Kane stood too. Arika didn’t move; he was standing so close he could feel the warmth coming off her body. She appeared slightly flustered and he wondered for a moment if he should lean in for a hug – it seemed the natural thing to do after sharing their stories of loss. And wasn’t hugging the thing you did when someone close to you was sick in hospital? But he thought about it for a second too long and Arika took the opportunity to move away. She rummaged in her bag for her car keys.
“You don’t really have to go, do you?”
“I have to get home some time.”
“I want you to stay,” he blurted out, so loudly a man sitting opposite them jerked up his head in surprise.
A look of embarrassment flitted across Arika’s face. She smiled at the floor and said, “Well … I do hate driving at night. Especially all that way.”
“You could stay here,” he said, lowering his voice, ignoring the man who was now staring at them like they were performing an impromptu play. “At, um, our place. There’s plenty of room. A guest room, we have. Like a hotel. A sleepover.”
Arika seemed amused by his little-boy way of suggesting it. “I don’t have a change of clothes.”
“I’m sure we’ve got something that’ll fit.”
Before she could answer, the nurse who’d walked past a few minutes ago returned. “Mr Gates,” she said, “your brother is awake.”
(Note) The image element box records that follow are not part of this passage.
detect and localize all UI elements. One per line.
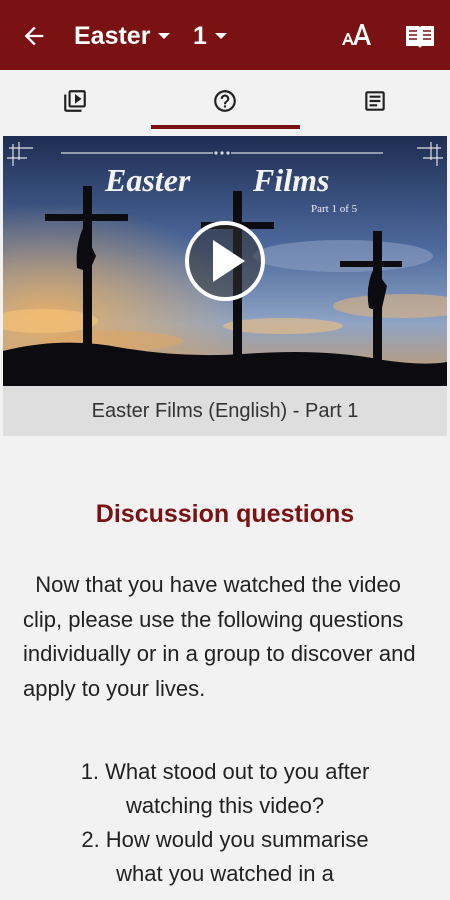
video-artwork: Easter Films Part 1 of 5: [3, 136, 447, 386]
question-2-line-2: what you watched in a: [116, 861, 334, 886]
help-circle-icon: [214, 90, 236, 112]
questions-list: 1. What stood out to you after watching …: [0, 755, 450, 891]
chapter-selector[interactable]: 1: [193, 19, 227, 53]
list-item: 2. How would you summarise what you watc…: [0, 823, 450, 891]
reader-book-icon[interactable]: [404, 21, 436, 51]
book-name: Easter: [74, 22, 151, 50]
tab-selected-indicator: [151, 125, 300, 129]
book-selector[interactable]: Easter: [74, 19, 171, 53]
list-item: 1. What stood out to you after watching …: [0, 755, 450, 823]
play-icon[interactable]: [185, 221, 265, 301]
notes-icon: [365, 91, 385, 111]
video-thumbnail[interactable]: Easter Films Part 1 of 5: [3, 136, 447, 386]
section-heading: Discussion questions: [95, 500, 355, 528]
tab-bar: [0, 70, 450, 132]
question-2-line-1: 2. How would you summarise: [81, 827, 369, 852]
chevron-down-icon: [158, 33, 171, 39]
back-arrow-icon[interactable]: [20, 22, 48, 50]
video-caption: Easter Films (English) - Part 1: [3, 386, 447, 436]
intro-text: Now that you have watched the video clip…: [23, 572, 416, 701]
chapter-number: 1: [193, 22, 207, 50]
question-1-line-1: 1. What stood out to you after: [80, 759, 370, 784]
video-library-icon: [64, 90, 86, 112]
question-1-line-2: watching this video?: [125, 793, 325, 818]
art-part-label: Part 1 of 5: [311, 203, 358, 215]
app-bar: Easter 1: [0, 0, 450, 70]
tab-notes[interactable]: [300, 70, 450, 132]
tab-video[interactable]: [0, 70, 150, 132]
text-size-icon[interactable]: [340, 18, 374, 52]
art-title-easter: Easter: [104, 162, 191, 198]
chevron-down-icon: [214, 33, 227, 39]
intro-paragraph: Now that you have watched the video clip…: [23, 568, 433, 706]
tab-questions[interactable]: [150, 70, 300, 132]
art-title-films: Films: [252, 162, 329, 198]
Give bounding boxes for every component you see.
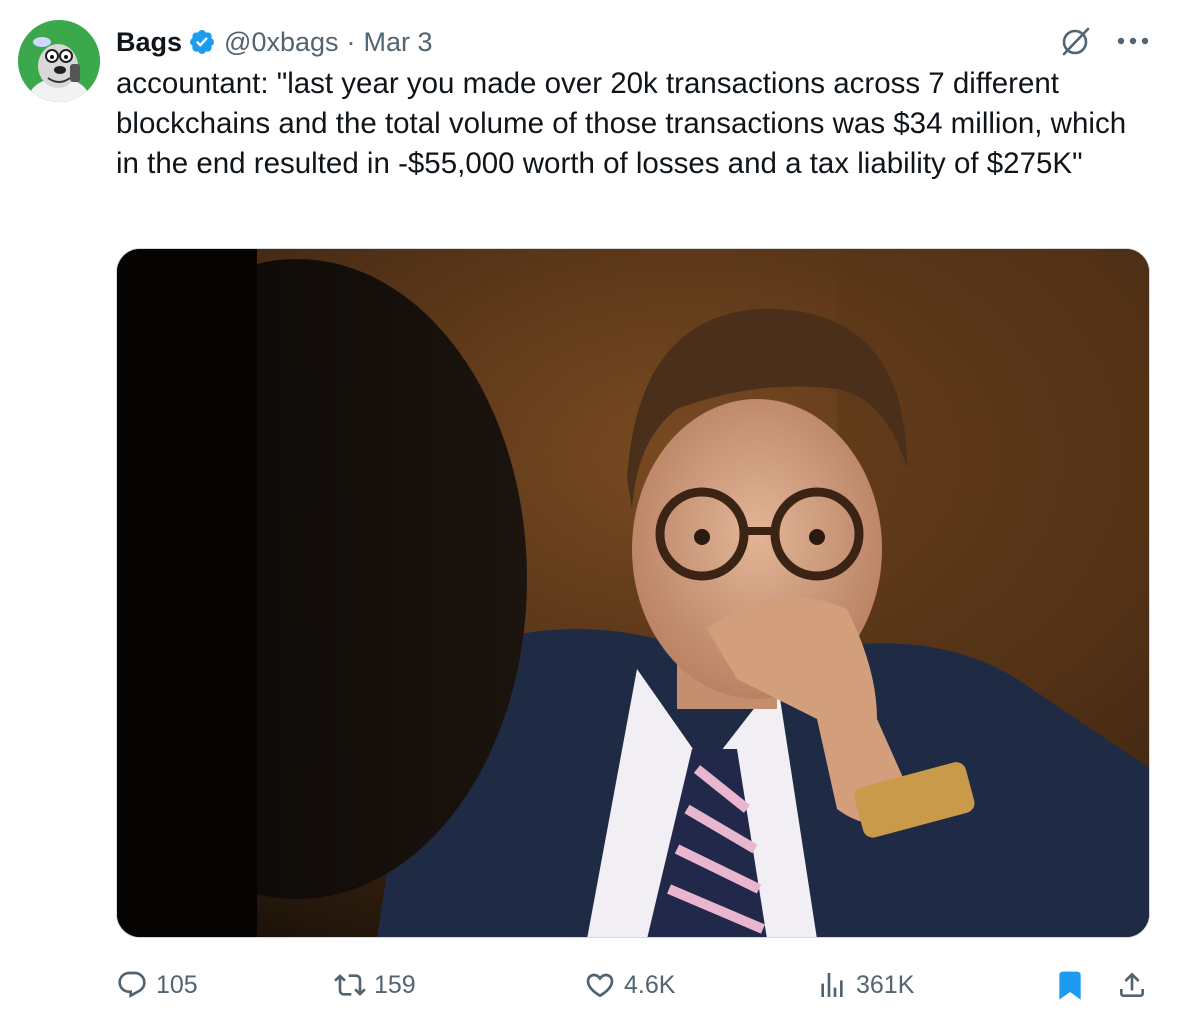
reply-count: 105 [156,970,198,999]
header-separator: · [346,26,356,57]
bookmark-button[interactable] [1054,962,1086,1008]
views-count: 361K [856,970,915,999]
author-handle[interactable]: @0xbags [224,27,338,58]
grok-icon[interactable] [1058,24,1092,58]
tweet-header: Bags @0xbags · Mar 3 [116,22,433,62]
share-button[interactable] [1116,962,1148,1008]
views-button[interactable]: 361K [816,962,914,1008]
retweet-icon [334,974,366,996]
tweet: Bags @0xbags · Mar 3 accountant: "last y… [0,0,1178,1024]
retweet-count: 159 [374,970,416,999]
like-button[interactable]: 4.6K [584,962,675,1008]
views-icon [821,973,843,997]
avatar[interactable] [18,20,100,102]
tweet-date[interactable]: Mar 3 [364,27,433,58]
tweet-actions: 105 159 4.6K 361K [116,962,1156,1008]
tweet-photo[interactable] [116,248,1150,938]
reply-button[interactable]: 105 [116,962,198,1008]
bookmark-icon [1059,971,1081,1000]
verified-badge-icon [188,28,216,56]
reply-icon [118,971,146,998]
author-name[interactable]: Bags [116,27,182,58]
tweet-text: accountant: "last year you made over 20k… [116,67,1135,180]
avatar-dog-icon [18,20,100,102]
more-icon[interactable] [1113,28,1153,54]
share-icon [1120,972,1144,997]
like-count: 4.6K [624,970,676,999]
retweet-button[interactable]: 159 [334,962,416,1008]
photo-image [117,249,1149,937]
like-icon [586,973,614,998]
“Oh, great. Is he … okay?”
“As much as can be expected. A little dazed, but he recognises who he is and why he’s here.”
“Thank Christ. I suppose you still don’t know what happened to him?”
The nurse shook her head.
“And you don’t know if he’s back to normal?”
“You’re probably the best person to answer that. Let’s go see him.”
“He’ll get through this, Kane,” said Arika, placing her keys back in her bag.
“He has to. The rest of my family is dead. He’s all I’ve got left.”